Entre relatos de experiencias del propio autor en sus aventuras montañeras, va desarrollando la idea central que le da título. Las montañas no han sido siempre contempladas de la misma forma, ni han sido admiradas por su belleza en cualquier época, bien al contrario, hasta no hace demasiado tiempo las montañas fueron consideradas lugares peligrosos y no era necesario explorarlas ni visitarlas puesto que nada atractivo se les atribuía. Pero en los últimos siglos nuestra concepción de los paisajes y de la aventura asociada al peligro y a la gloria ha ido valorando a los exploradores como héroes y asociando a los paisajes ideas de sublimidad.

Es un libro de historia cultural, apasionante, que demuestra como incluso la concepción de nuestro entorno natural es dinámica. No hay nada inmutable porque la forma en que nos relacionamos con la naturaleza también tiene una “geología”, una lenta sucesión de cambios que se acumulan y que conforman una determinada percepción.

Aunque en la explicación faltan algunos elementos de contexto y de relación con otros elementos culturales que claramente actúan también en esta historia de las montañas, el libro se lee con pasión y placer. Y deja huella, ayuda a comprender como construimos un imaginario que abarca cualquier aspecto de nuestra existencia. 

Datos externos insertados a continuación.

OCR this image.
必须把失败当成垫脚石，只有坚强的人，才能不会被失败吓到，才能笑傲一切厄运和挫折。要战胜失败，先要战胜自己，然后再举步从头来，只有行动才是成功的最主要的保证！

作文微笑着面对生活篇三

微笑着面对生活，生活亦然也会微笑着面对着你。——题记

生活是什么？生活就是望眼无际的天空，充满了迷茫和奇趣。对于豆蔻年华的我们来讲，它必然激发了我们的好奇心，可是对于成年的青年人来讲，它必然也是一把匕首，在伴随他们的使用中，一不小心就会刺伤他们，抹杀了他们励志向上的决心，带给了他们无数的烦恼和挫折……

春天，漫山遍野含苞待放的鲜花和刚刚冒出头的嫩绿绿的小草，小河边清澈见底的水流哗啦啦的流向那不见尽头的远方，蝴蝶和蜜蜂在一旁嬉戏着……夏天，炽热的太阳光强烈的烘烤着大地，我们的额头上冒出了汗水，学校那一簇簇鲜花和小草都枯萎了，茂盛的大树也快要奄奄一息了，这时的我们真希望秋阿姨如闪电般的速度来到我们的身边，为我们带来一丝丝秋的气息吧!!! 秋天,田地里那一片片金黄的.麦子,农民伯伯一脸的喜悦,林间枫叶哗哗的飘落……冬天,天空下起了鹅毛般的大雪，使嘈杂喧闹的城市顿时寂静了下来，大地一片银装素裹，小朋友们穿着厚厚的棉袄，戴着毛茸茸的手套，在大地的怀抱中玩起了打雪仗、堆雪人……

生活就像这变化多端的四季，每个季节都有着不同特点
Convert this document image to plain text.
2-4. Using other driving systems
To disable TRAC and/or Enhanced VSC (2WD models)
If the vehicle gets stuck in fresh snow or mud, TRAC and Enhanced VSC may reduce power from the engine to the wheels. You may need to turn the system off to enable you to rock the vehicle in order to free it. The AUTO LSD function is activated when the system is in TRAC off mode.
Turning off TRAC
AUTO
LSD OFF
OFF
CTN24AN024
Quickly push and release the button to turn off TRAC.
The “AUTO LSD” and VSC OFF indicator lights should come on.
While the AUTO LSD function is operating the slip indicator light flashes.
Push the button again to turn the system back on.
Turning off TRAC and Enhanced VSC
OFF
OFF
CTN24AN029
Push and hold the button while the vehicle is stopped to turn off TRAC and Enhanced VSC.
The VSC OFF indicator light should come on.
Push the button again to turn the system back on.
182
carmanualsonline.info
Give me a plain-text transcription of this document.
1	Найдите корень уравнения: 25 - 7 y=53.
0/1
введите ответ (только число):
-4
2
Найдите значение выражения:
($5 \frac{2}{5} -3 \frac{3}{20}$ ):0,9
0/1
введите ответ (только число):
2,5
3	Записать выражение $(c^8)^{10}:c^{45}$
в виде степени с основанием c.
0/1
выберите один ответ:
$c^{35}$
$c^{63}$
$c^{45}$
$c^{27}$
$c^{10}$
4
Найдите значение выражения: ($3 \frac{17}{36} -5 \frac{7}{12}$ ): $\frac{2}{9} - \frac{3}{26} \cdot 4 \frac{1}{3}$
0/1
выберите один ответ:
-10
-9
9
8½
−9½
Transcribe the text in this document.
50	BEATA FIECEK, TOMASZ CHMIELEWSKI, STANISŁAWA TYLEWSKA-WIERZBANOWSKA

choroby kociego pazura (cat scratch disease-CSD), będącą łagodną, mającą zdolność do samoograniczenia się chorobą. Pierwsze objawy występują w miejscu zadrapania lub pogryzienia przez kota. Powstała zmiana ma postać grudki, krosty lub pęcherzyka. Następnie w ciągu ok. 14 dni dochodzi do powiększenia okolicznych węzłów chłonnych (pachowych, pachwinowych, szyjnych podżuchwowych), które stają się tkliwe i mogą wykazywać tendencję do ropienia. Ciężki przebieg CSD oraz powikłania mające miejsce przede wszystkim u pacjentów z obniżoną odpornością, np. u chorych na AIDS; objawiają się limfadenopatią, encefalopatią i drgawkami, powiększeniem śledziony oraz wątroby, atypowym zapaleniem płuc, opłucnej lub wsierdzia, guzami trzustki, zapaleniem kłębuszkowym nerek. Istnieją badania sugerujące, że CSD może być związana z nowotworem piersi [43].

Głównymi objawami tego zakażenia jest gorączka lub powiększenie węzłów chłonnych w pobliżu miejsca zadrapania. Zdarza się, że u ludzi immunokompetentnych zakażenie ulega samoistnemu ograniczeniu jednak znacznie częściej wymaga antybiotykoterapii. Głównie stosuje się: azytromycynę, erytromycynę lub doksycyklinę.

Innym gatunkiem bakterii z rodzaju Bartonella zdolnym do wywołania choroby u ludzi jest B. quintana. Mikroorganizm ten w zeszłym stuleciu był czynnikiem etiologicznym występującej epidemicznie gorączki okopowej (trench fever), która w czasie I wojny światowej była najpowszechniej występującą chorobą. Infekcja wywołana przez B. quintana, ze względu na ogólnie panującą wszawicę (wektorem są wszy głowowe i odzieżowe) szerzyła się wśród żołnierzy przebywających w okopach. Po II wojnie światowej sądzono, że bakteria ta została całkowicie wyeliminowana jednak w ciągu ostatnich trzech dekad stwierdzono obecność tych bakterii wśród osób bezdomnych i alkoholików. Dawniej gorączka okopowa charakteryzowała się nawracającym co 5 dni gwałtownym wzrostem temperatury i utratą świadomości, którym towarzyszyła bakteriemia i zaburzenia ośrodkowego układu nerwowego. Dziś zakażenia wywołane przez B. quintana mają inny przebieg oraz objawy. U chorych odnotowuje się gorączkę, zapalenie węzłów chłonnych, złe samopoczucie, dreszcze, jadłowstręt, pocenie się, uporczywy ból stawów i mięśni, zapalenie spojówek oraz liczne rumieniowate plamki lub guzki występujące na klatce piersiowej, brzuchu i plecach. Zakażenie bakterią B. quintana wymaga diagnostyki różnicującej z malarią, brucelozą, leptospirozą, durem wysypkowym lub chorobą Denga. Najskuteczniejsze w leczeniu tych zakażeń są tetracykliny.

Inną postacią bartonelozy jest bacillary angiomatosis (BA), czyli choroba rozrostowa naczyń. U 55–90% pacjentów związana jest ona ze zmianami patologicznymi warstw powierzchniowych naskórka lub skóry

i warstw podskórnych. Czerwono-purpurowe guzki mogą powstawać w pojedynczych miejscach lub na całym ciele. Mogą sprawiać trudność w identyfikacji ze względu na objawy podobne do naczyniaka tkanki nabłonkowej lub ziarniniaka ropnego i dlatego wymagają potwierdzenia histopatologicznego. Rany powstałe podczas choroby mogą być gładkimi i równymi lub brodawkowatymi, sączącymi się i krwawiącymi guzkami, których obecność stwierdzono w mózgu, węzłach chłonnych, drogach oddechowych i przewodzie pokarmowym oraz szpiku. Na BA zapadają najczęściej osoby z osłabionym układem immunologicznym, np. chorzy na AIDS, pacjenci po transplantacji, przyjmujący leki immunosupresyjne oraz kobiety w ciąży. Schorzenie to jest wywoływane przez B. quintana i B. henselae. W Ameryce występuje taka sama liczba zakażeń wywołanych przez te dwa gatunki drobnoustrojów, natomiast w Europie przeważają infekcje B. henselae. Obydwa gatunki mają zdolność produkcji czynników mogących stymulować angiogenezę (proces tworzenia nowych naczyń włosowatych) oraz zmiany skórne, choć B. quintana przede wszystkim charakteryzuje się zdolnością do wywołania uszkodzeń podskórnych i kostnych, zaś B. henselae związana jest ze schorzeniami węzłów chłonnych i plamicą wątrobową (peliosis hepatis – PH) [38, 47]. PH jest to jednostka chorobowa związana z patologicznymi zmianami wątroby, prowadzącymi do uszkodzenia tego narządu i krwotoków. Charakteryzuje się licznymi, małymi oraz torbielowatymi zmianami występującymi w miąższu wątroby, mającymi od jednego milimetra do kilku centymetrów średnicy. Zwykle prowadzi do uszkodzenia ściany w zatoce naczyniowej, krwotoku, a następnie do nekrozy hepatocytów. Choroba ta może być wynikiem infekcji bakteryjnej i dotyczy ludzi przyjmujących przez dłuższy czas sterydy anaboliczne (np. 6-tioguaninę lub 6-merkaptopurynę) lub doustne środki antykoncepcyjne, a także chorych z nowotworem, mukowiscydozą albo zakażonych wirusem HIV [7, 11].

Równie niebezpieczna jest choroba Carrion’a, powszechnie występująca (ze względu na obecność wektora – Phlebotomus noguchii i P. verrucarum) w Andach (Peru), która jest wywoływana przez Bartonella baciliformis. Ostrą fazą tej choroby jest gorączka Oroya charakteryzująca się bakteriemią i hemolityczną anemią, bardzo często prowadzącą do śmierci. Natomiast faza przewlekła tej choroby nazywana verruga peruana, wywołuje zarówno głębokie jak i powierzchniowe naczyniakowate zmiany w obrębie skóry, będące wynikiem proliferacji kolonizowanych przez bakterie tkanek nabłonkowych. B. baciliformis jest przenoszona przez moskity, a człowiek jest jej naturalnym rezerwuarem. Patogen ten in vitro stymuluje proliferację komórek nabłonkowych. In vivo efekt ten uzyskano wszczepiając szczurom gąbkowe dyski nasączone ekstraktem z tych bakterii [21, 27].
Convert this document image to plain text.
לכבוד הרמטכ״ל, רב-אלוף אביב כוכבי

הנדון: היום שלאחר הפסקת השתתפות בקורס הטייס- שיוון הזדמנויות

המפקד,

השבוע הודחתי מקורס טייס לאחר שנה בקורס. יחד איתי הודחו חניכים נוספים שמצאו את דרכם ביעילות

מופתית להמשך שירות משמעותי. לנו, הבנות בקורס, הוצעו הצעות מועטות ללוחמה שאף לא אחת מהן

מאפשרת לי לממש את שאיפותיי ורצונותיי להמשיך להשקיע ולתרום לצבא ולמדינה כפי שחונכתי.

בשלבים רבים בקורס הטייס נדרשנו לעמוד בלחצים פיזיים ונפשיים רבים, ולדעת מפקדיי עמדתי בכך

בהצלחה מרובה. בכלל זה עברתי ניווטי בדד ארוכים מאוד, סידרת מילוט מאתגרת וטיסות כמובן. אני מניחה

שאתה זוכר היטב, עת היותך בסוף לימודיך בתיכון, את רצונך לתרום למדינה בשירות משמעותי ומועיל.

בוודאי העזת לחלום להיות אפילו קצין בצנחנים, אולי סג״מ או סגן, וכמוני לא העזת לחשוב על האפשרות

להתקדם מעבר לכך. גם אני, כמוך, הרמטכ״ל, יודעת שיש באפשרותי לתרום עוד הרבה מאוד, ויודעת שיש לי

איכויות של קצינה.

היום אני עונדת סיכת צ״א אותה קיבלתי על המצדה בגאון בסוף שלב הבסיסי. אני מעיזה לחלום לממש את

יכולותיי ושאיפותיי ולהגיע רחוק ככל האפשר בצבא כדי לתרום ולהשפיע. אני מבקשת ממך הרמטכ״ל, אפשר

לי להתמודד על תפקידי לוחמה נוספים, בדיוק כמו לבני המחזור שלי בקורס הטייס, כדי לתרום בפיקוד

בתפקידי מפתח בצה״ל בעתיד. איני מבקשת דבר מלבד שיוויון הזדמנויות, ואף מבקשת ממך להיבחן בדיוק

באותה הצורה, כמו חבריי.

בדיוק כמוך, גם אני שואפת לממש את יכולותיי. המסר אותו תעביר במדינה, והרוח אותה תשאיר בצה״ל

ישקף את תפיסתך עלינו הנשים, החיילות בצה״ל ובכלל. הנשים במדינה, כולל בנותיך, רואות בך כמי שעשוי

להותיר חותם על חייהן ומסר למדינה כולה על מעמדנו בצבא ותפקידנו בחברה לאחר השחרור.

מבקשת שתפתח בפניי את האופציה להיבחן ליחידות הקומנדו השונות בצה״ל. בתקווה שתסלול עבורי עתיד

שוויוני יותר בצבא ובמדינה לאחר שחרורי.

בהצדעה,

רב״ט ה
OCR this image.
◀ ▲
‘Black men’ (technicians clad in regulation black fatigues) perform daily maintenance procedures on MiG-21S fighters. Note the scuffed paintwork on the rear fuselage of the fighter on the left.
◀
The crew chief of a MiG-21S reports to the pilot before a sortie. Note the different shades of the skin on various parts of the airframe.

Os dejo un pequeño fragmento que podéis encontrar en la página 229 (Alba Editorial, colección Trayectos):

Toda una carga de suposiciones, en gran medida imperceptibles, e ideas preconcebidas, afecta a la forma en que percibimos un lugar y actuamos en él. El bagaje cultural -la memoria- es ingrávido, pero no es posible desprenderse de él.

Así, pues, es posible que lo desconocido exista con mayor facilidad previamente, en la imaginación.